We also learned that the Wii U has sold 6.17 million units as of March 31st, while the 3DS reached the much more flattering amount of 43 million units. Wii U software sales now total 32.28 million, while 162.92 million 3DS games have been sold.
An extensive statement about the future management policies for the company was also made:
“In the belief that the true value of entertainment lies in individuality, Nintendo continues to provide unique products and services by positioning as its core management strategy the dedicated video game platform business of hardware and software integration, in which Nintendo can best leverage its strengths. In addition, by introducing Nintendo Network IDs and taking advantage of smart devices, for example, Nintendo strives to strengthen its efforts to build a long-term relationship with its consumers and expand the market of its own platforms.
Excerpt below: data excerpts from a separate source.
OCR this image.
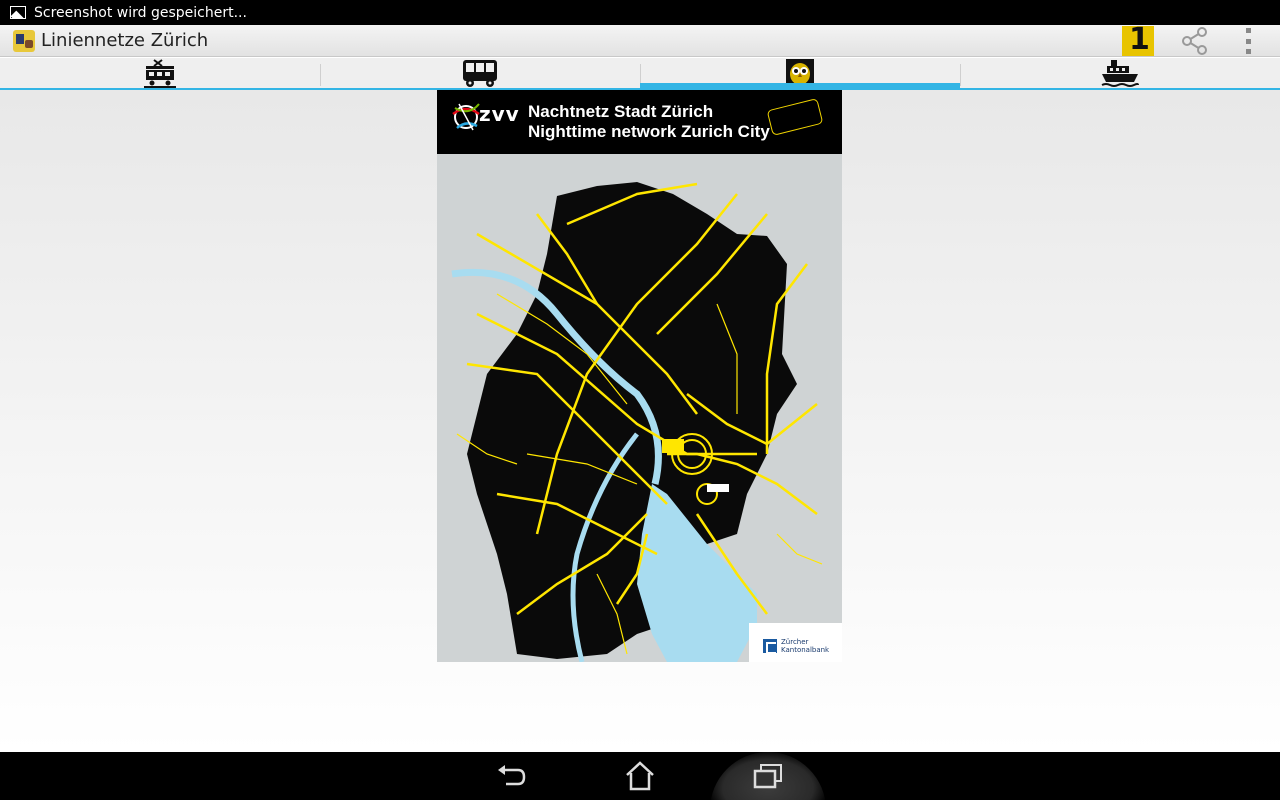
Screenshot wird gespeichert...
Liniennetze Zürich	1
zvv Nachtnetz Stadt Zürich
Nighttime network Zurich City
Zürcher Kantonalbank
Moreover, by redefining entertainment as something that improves people’s QOL (Quality of Life) in enjoyable ways, Nintendo aims to deploy a new platform business that improves people’s QOL in enjoyable ways in a new field that is different from that of dedicated video game systems. The first theme will be health, and Nintendo plans to capitalize on being an entertainment company in devising a unique approach of its own.
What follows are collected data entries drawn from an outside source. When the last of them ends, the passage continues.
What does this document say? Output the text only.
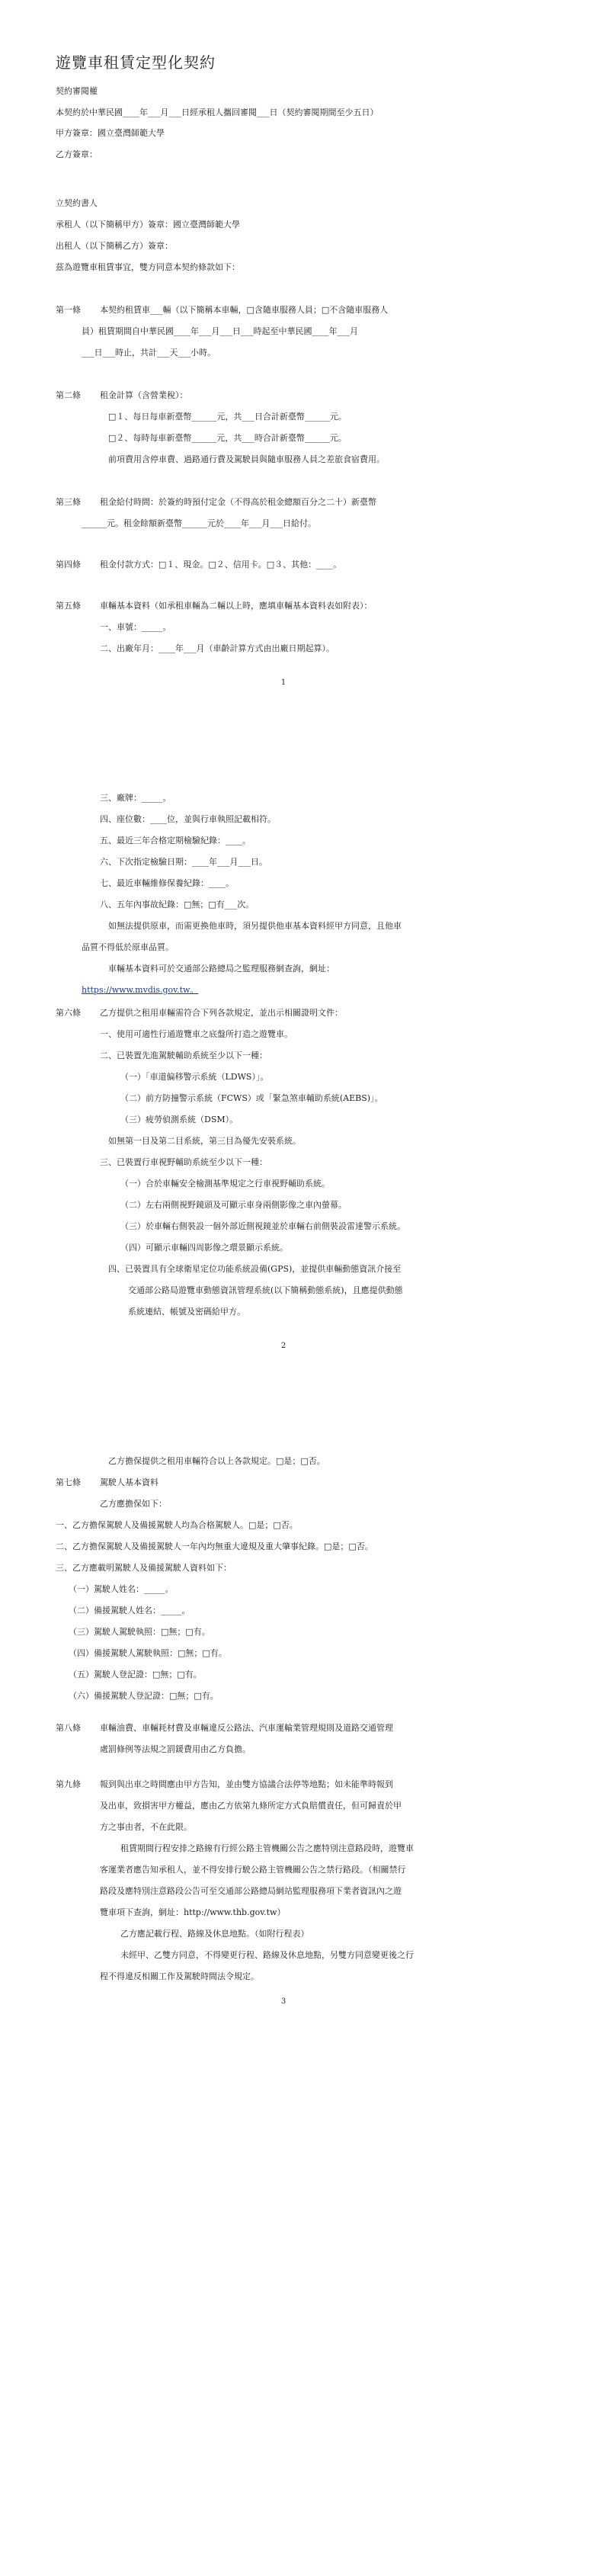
遊覽車租賃定型化契約
契約審閱權
本契約於中華民國____年___月___日經承租人攜回審閱___日（契約審閱期間至少五日）
甲方簽章：國立臺灣師範大學
乙方簽章：
立契約書人
承租人（以下簡稱甲方）簽章：國立臺灣師範大學
出租人（以下簡稱乙方）簽章：
茲為遊覽車租賃事宜，雙方同意本契約條款如下：
第一條 本契約租賃車___輛（以下簡稱本車輛，□含隨車服務人員；□不含隨車服務人
員）租賃期間自中華民國____年___月___日___時起至中華民國____年___月
___日___時止，共計___天___小時。
第二條 租金計算（含營業稅）：
□１、每日每車新臺幣______元，共___日合計新臺幣______元。
□２、每時每車新臺幣______元，共___時合計新臺幣______元。
前項費用含停車費、過路通行費及駕駛員與隨車服務人員之差旅食宿費用。
第三條 租金給付時間：於簽約時預付定金（不得高於租金總額百分之二十）新臺幣
______元。租金餘額新臺幣______元於____年___月___日給付。
第四條 租金付款方式：□１、現金。□２、信用卡。□３、其他：____。
第五條 車輛基本資料（如承租車輛為二輛以上時，應填車輛基本資料表如附表）：
一、車號：_____。
二、出廠年月：____年___月（車齡計算方式由出廠日期起算）。
1
三、廠牌：_____。
四、座位數：____位，並與行車執照記載相符。
五、最近三年合格定期檢驗紀錄：____。
六、下次指定檢驗日期：____年___月___日。
七、最近車輛維修保養紀錄：____。
八、五年內事故紀錄：□無；□有___次。
如無法提供原車，而需更換他車時，須另提供他車基本資料經甲方同意，且他車
品質不得低於原車品質。
車輛基本資料可於交通部公路總局之監理服務網查詢，網址：
https://www.mvdis.gov.tw。
第六條 乙方提供之租用車輛需符合下列各款規定，並出示相關證明文件：
一、使用可適性行通遊覽車之底盤所打造之遊覽車。
二、已裝置先進駕駛輔助系統至少以下一種：
（一）「車道偏移警示系統（LDWS）」。
（二）前方防撞警示系統（FCWS）或「緊急煞車輔助系統(AEBS)」。
（三）疲勞偵測系統（DSM）。
如無第一目及第二目系統，第三目為優先安裝系統。
三、已裝置行車視野輔助系統至少以下一種：
（一）合於車輛安全檢測基準規定之行車視野輔助系統。
（二）左右兩側視野鏡頭及可顯示車身兩側影像之車內螢幕。
（三）於車輛右側裝設一個外部近側視鏡並於車輛右前側裝設雷達警示系統。
（四）可顯示車輛四周影像之環景顯示系統。
四、已裝置具有全球衛星定位功能系統設備(GPS)，並提供車輛動態資訊介接至
交通部公路局遊覽車動態資訊管理系統(以下簡稱動態系統)，且應提供動態
系統連結、帳號及密碼給甲方。
2
乙方擔保提供之租用車輛符合以上各款規定。□是；□否。
第七條 駕駛人基本資料
乙方應擔保如下：
一、乙方擔保駕駛人及備援駕駛人均為合格駕駛人。□是；□否。
二、乙方擔保駕駛人及備援駕駛人一年內均無重大違規及重大肇事紀錄。□是；□否。
三、乙方應載明駕駛人及備援駕駛人資料如下：
（一）駕駛人姓名：_____。
（二）備援駕駛人姓名：_____。
（三）駕駛人駕駛執照：□無；□有。
（四）備援駕駛人駕駛執照：□無；□有。
（五）駕駛人登記證：□無；□有。
（六）備援駕駛人登記證：□無；□有。
第八條 車輛油費、車輛耗材費及車輛違反公路法、汽車運輸業管理規則及道路交通管理
處罰條例等法規之罰鍰費用由乙方負擔。
第九條 報到與出車之時間應由甲方告知，並由雙方協議合法停等地點；如未能準時報到
及出車，致損害甲方權益，應由乙方依第九條所定方式負賠償責任，但可歸責於甲
方之事由者，不在此限。
租賃期間行程安排之路線有行經公路主管機關公告之應特別注意路段時，遊覽車
客運業者應告知承租人，並不得安排行駛公路主管機關公告之禁行路段。（相關禁行
路段及應特別注意路段公告可至交通部公路總局網站監理服務項下業者資訊內之遊
覽車項下查詢，網址：http://www.thb.gov.tw）
乙方應記載行程、路線及休息地點。（如附行程表）
未經甲、乙雙方同意，不得變更行程、路線及休息地點，另雙方同意變更後之行
程不得違反相關工作及駕駛時間法令規定。
3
In addition, Nintendo strives to utilize its abundance of character IP more actively, providing its IP with more exposure in places other than video games, while achieving a certain level of profit from its licensing business at the same time.”
“With its mission to pleasantly surprise consumers and put smiles on the faces of everyone it touches, Nintendo will continue to offer new and unique propositions and contribute to the development of the home entertainment industry.”